ARLINGTON – Pertarungan antara legenda tinju Mike Tyson kemudian YouTuber-beralih-petarung Jake Paul menjadi sorotan tajam setelahnya hasil resmi statistik pukulan mengungkapkan jurang perbedaan yang mana mencolok antara keduanya. Digelar dalam AT&T Stadium, Arlington, laga delapan ronde ini berakhir dengan kemenangan bilangan mutlak untuk Paul.
Hasil penilaian juri menunjukkan skor 80-72, 79-73, dan juga 79-73 untuk Paul, yang mana berusia 27 tahun, melawan Tyson yang digunakan pada masa kini berusia 58 tahun. Namun, performa di area menghadapi ring menunjukkan bahwa masa kejayaan Tyson sebagai salah satu petinju terhebat telah lama lama berlalu.
Statistik pukulan resmi dari CompuBox memperlihatkan betapa minimnya Tyson memberikan dampak pada laga ini. Dari delapan ronde, Tyson cuma berhasil mendaratkan 18 pukulan, termasuk empat pukulan bertenaga dari 13 yang digunakan dilayangkan. Bahkan, dari lima jab yang mana dicoba Tyson, bukan satu pun berhasil mengenai sasaran.
Sebaliknya, Paul terpencil lebih besar dominan dengan total 78 pukulan sukses, termasuk 31 jab lalu 20 pukulan bertenaga yang digunakan mendarat pada tubuh Tyson. Ketimpangan ini semakin terasa ketika di area ronde ketiga saja, Paul mampu mendaratkan 16 pukulan – hampir menyamai total pukulan Tyson sepanjang pertarungan.
Kurangnya aksi dan juga ketegangan dalam paruh kedua laga memicu kekecewaan para penonton, yang digunakan berujung pada sebagian penonton meninggalkan arena sebelum pertandingan berakhir. Sementara itu, sorakan juga ejekan dari tribun mencerminkan rasa frustrasi terhadap duel yang tersebut dinilai kurang seru.

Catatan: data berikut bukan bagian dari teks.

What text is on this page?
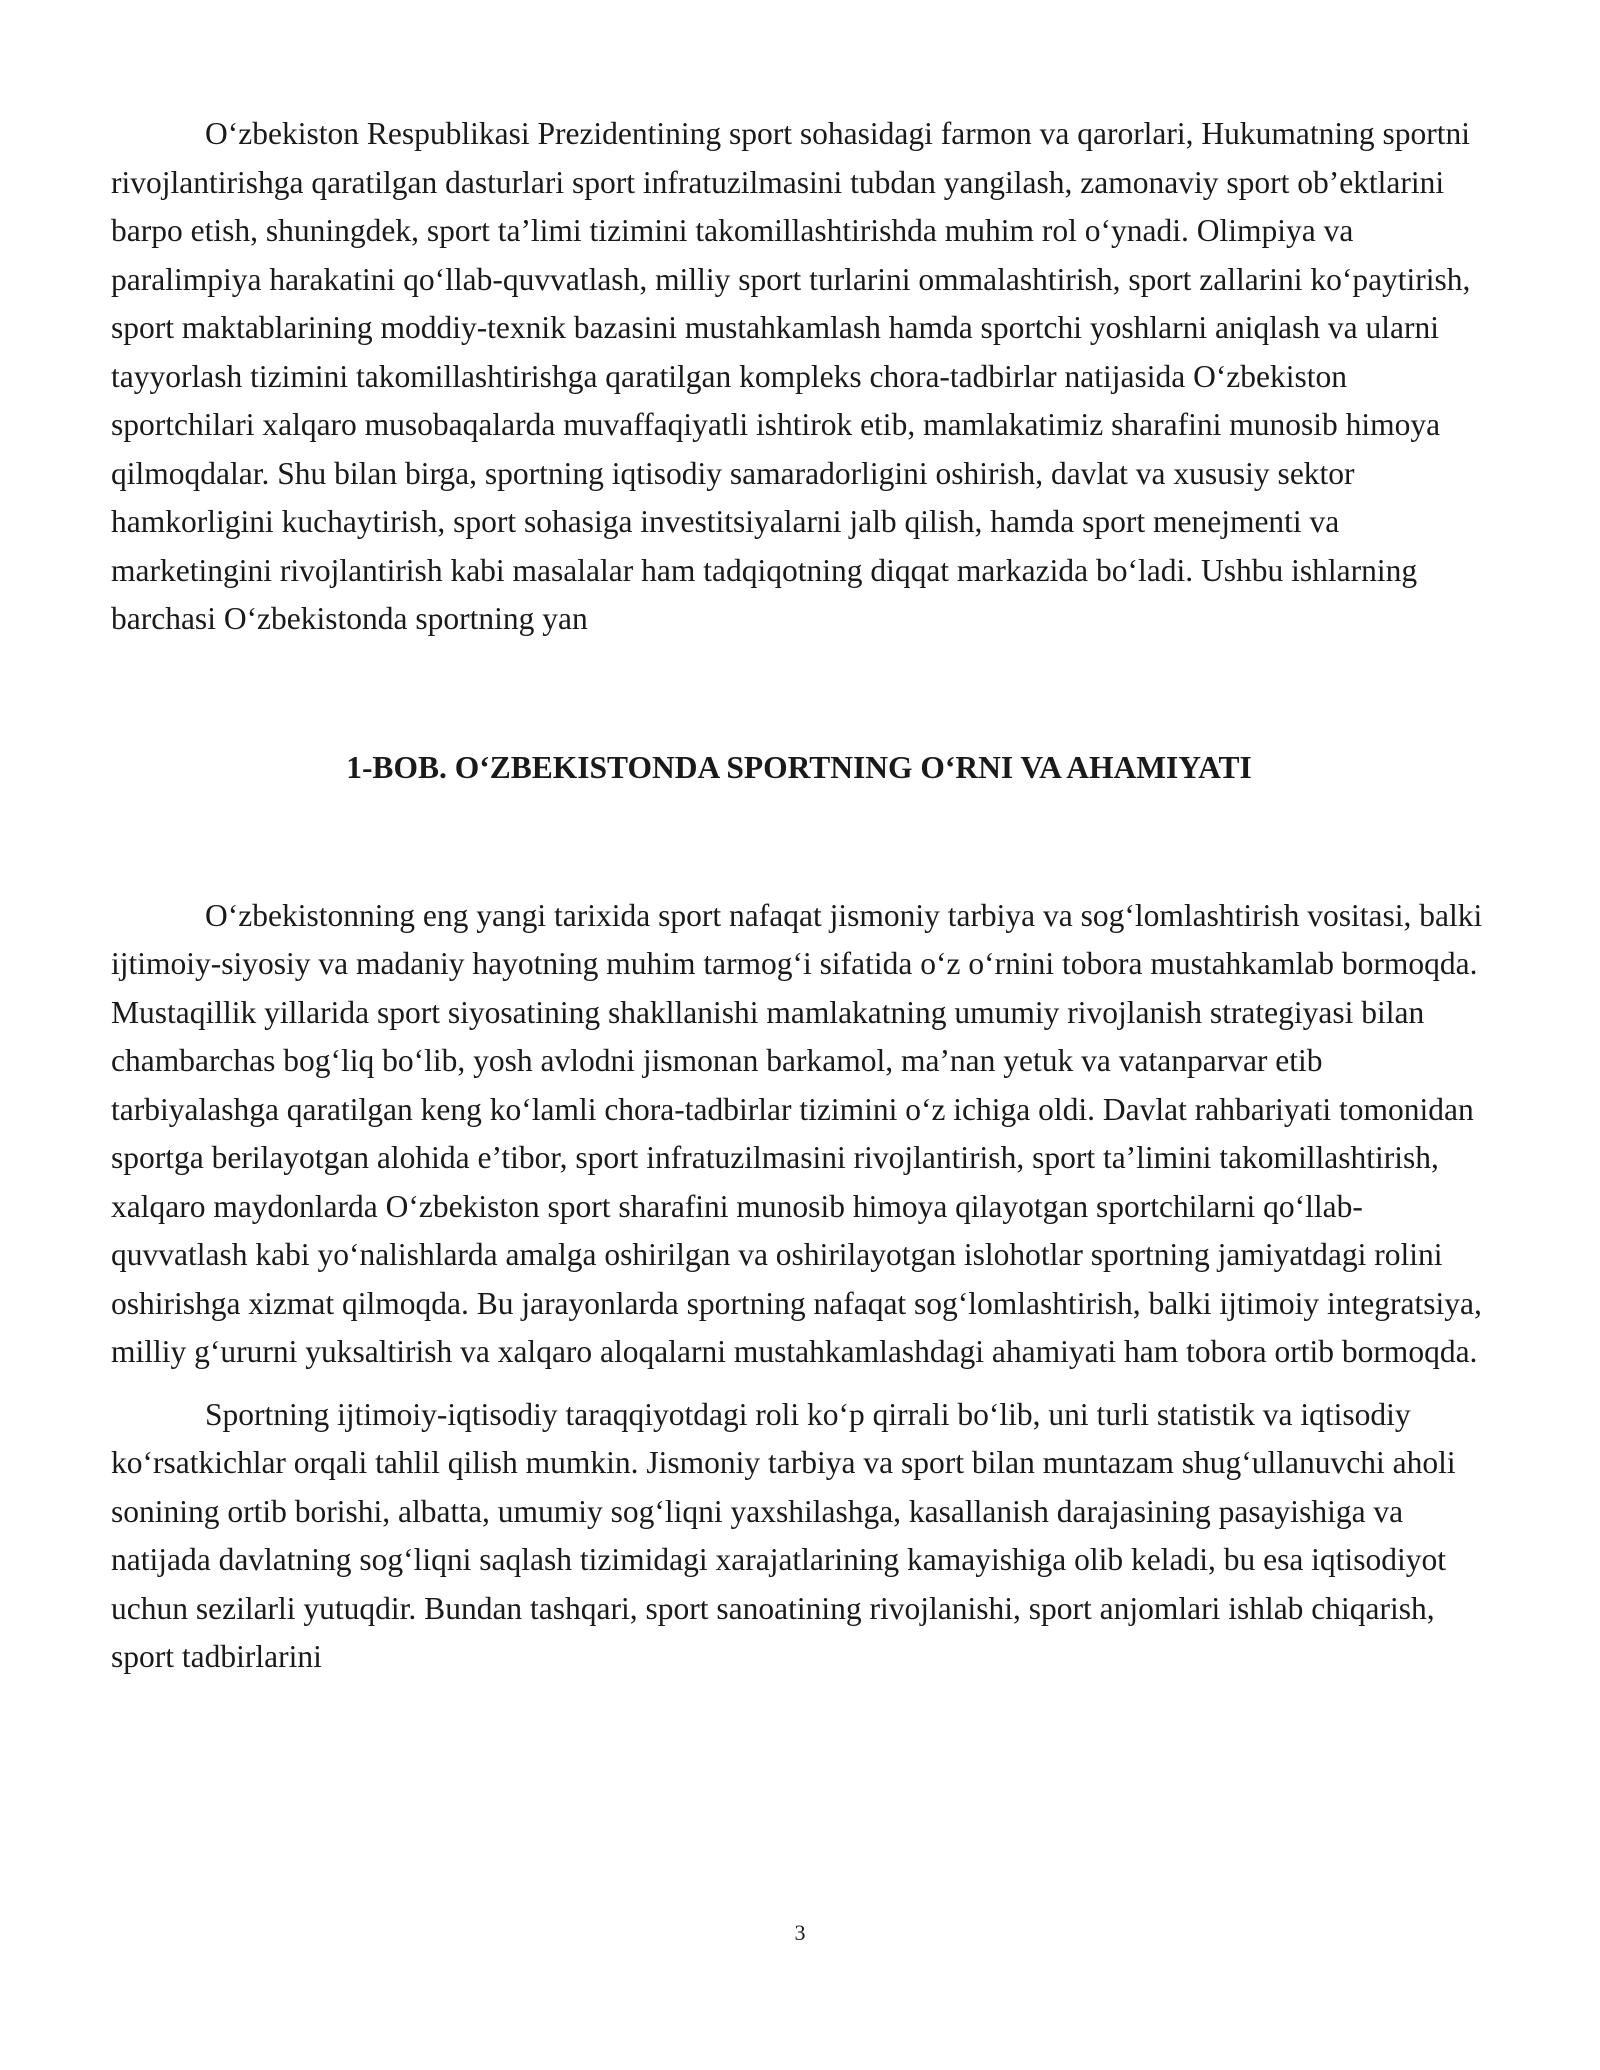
O‘zbekiston Respublikasi Prezidentining sport sohasidagi farmon va qarorlari, Hukumatning sportni rivojlantirishga qaratilgan dasturlari sport infratuzilmasini tubdan yangilash, zamonaviy sport ob’ektlarini barpo etish, shuningdek, sport ta’limi tizimini takomillashtirishda muhim rol o‘ynadi. Olimpiya va paralimpiya harakatini qo‘llab-quvvatlash, milliy sport turlarini ommalashtirish, sport zallarini ko‘paytirish, sport maktablarining moddiy-texnik bazasini mustahkamlash hamda sportchi yoshlarni aniqlash va ularni tayyorlash tizimini takomillashtirishga qaratilgan kompleks chora-tadbirlar natijasida O‘zbekiston sportchilari xalqaro musobaqalarda muvaffaqiyatli ishtirok etib, mamlakatimiz sharafini munosib himoya qilmoqdalar. Shu bilan birga, sportning iqtisodiy samaradorligini oshirish, davlat va xususiy sektor hamkorligini kuchaytirish, sport sohasiga investitsiyalarni jalb qilish, hamda sport menejmenti va marketingini rivojlantirish kabi masalalar ham tadqiqotning diqqat markazida bo‘ladi. Ushbu ishlarning barchasi O‘zbekistonda sportning yan

1-BOB. O‘ZBEKISTONDA SPORTNING O‘RNI VA AHAMIYATI

O‘zbekistonning eng yangi tarixida sport nafaqat jismoniy tarbiya va sog‘lomlashtirish vositasi, balki ijtimoiy-siyosiy va madaniy hayotning muhim tarmog‘i sifatida o‘z o‘rnini tobora mustahkamlab bormoqda. Mustaqillik yillarida sport siyosatining shakllanishi mamlakatning umumiy rivojlanish strategiyasi bilan chambarchas bog‘liq bo‘lib, yosh avlodni jismonan barkamol, ma’nan yetuk va vatanparvar etib tarbiyalashga qaratilgan keng ko‘lamli chora-tadbirlar tizimini o‘z ichiga oldi. Davlat rahbariyati tomonidan sportga berilayotgan alohida e’tibor, sport infratuzilmasini rivojlantirish, sport ta’limini takomillashtirish, xalqaro maydonlarda O‘zbekiston sport sharafini munosib himoya qilayotgan sportchilarni qo‘llab-quvvatlash kabi yo‘nalishlarda amalga oshirilgan va oshirilayotgan islohotlar sportning jamiyatdagi rolini oshirishga xizmat qilmoqda. Bu jarayonlarda sportning nafaqat sog‘lomlashtirish, balki ijtimoiy integratsiya, milliy g‘ururni yuksaltirish va xalqaro aloqalarni mustahkamlashdagi ahamiyati ham tobora ortib bormoqda.

Sportning ijtimoiy-iqtisodiy taraqqiyotdagi roli ko‘p qirrali bo‘lib, uni turli statistik va iqtisodiy ko‘rsatkichlar orqali tahlil qilish mumkin. Jismoniy tarbiya va sport bilan muntazam shug‘ullanuvchi aholi sonining ortib borishi, albatta, umumiy sog‘liqni yaxshilashga, kasallanish darajasining pasayishiga va natijada davlatning sog‘liqni saqlash tizimidagi xarajatlarining kamayishiga olib keladi, bu esa iqtisodiyot uchun sezilarli yutuqdir. Bundan tashqari, sport sanoatining rivojlanishi, sport anjomlari ishlab chiqarish, sport tadbirlarini

3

Paul sendiri mengakui bahwa ia tidaklah sepenuhnya menunjukkan agresi untuk melindungi Tyson. “Saya mencoba untuk melukai beliau sedikit, tetapi tidak ada lebih banyak dari itu,” ujar Paul di wawancara pasca-pertarungan.
Meski duel Tyson-Paul memicu perdebatan, laga sebelumnya antara Katie Taylor kemudian Amanda Serrano justru menyuguhkan pertarungan sengit yang tersebut memuaskan penonton. Taylor berhasil mempertahankan peringkat juara kelas ringan di laga yang digunakan penuh aksi, membuktikan bahwa di malam hari itu tiada sepenuhnya mengecewakan.
Meski Tyson menunjukkan keberanian luar biasa untuk kembali ke ring setelahnya hampir dua dekade, statistik lalu hasil akhirnya menjadi bukti bahwa perjalanan waktu tak dapat dilawan – bahkan oleh legenda sekalipun.